Plyometrics Improves Running Economy
Running is no different. When a runner’s foot hits the ground, several muscles and tendons are stretched. This stretch is followed by pushing off the ground with those same muscles and tendons.
“Research has shown that middle- and long-distance runners who perform plyometric exercises run faster and more economically than those who don’t.”
The ball is thrown faster and the jump is higher when each is immediately preceded by a stretch. So the same thing should happen with running, right? The answer is yes. Research has shown that middle- and long-distance runners who perform plyometric exercises run faster and more economically than those who don’t.
The Journal of Strength and Conditioning published a study in 2010 from Canadian researchers that showed a significant improvement in the cost of running when performing plyometrics for eight weeks. A 2013 Spanish study in the Journal of Strength and Conditioning Research demonstrated that performing only two days per week of plyometric training improved running economy, speed and 3km running times. Another study, also from Spain and from the same journal in 2014, showed significant improvement in running time.
The Five Best Plyometric Exercises for Runners
These exercises were chosen for their ability to improve explosiveness and running ability.

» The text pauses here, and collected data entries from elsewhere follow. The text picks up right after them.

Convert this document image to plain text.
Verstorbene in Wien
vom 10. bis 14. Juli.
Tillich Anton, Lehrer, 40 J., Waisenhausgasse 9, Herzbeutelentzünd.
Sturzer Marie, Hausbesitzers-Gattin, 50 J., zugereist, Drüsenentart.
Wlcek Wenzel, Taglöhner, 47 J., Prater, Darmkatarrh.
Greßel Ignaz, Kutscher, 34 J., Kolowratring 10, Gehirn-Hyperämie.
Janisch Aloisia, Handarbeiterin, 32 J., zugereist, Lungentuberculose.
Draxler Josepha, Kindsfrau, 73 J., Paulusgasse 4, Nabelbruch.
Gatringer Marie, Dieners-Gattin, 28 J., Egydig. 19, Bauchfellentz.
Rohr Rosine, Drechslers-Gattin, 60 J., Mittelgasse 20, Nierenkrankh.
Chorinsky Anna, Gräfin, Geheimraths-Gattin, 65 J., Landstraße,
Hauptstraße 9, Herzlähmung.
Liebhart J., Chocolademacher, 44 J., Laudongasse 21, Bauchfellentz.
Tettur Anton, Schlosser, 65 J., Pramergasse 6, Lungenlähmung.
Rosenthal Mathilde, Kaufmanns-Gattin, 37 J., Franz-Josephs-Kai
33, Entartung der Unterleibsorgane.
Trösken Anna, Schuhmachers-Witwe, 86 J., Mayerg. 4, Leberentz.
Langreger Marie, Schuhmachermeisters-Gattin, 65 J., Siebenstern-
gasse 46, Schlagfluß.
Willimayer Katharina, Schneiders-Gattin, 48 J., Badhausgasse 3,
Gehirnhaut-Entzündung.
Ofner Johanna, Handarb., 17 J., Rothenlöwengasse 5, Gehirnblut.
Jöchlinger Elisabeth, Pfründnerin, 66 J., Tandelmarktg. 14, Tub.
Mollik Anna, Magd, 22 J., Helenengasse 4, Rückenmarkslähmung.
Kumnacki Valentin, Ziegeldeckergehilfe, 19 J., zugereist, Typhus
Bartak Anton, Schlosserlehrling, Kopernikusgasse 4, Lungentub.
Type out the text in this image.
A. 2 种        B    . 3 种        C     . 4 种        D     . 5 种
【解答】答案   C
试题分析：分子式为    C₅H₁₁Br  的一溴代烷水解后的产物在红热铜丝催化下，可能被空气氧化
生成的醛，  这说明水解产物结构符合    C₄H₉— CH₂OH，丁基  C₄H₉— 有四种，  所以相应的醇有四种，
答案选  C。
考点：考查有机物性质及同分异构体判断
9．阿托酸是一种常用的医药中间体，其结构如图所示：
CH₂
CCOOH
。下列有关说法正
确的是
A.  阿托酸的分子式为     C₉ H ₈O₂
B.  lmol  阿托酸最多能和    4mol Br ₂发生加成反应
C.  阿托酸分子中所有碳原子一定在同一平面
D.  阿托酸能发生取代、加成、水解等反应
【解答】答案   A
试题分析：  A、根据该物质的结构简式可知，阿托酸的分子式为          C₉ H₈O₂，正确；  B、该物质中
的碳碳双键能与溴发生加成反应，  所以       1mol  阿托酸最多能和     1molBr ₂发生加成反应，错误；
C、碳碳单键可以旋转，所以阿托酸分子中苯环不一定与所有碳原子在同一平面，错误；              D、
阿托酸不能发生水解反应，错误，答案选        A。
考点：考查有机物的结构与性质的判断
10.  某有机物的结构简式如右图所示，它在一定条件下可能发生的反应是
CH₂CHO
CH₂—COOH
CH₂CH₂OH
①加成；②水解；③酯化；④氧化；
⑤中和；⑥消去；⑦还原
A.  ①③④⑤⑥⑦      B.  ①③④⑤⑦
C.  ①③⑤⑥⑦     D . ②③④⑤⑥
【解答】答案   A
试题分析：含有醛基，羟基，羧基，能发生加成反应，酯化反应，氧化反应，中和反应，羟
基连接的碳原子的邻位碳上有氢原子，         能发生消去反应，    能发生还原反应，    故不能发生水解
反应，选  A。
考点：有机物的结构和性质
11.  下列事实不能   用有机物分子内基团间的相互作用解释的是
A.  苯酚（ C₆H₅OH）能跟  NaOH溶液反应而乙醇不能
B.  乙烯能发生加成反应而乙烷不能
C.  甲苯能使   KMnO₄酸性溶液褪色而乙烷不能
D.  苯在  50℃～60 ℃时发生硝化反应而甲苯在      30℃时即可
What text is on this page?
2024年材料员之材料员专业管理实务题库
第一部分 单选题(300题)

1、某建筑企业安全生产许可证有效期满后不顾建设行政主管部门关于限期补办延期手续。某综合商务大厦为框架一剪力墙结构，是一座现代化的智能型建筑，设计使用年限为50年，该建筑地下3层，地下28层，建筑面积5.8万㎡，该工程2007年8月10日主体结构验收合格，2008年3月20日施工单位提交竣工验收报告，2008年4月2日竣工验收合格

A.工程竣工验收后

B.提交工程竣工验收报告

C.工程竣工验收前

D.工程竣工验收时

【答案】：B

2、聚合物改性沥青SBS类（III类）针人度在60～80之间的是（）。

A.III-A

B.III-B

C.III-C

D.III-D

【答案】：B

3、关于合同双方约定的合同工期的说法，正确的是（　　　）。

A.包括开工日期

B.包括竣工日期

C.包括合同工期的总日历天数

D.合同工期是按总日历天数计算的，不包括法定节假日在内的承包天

Each exercise should be performed twice a week. Doing one set of ten the first week and two sets of ten the second week (and all subsequent weeks).
Jump to Box
The focus of this exercise is to increase a runner’s ability to produce as much force as possible. Producing more force increases running speed.
Standing Long Jump
The focus of this exercise is to increase a runner’s ability to produce as much force as possible, this time in a (mostly) horizontal direction.
Single-Leg Push Off
The focus of this exercise is to increase a runner’s ability to produce as much force as possible, this time with just one leg at a time because at no time when running are both feet on the ground.
Two-Foot Ankle Hop
The focus of this exercise is to decrease the amount of time a runner’s feet are in contact with the ground. The less time on the ground, the faster the runner.
The focus of this exercise is to combine all of the previous characteristics into a running-specific exercise. Maximal force is produced in a minimal amount of time in a horizontal direction off one foot at a time.
So get out there and run, but make sure you add plyometric training to improve your running speed, economy, and efficiency.
1. Berryman, N,. et al. “Effect of plyometric vs. dynamic weight training on the energy cost of running.” J Strength Cond Res 24 (2010):1818-25.
2. Sedano, S. et al. et al “Concurrent training in elite male runners: the influence of strength versus muscular endurance training on performance outcomes.” J Strength Cond Res .27 (2013):2433-43.
3. Ramírez-Campillo, R., et al. “Effects of plyometric training on endurance and explosive strength performance in competitive middle- and long-distance runners.” J Strength Cond Res. 28 (2014): 97-104.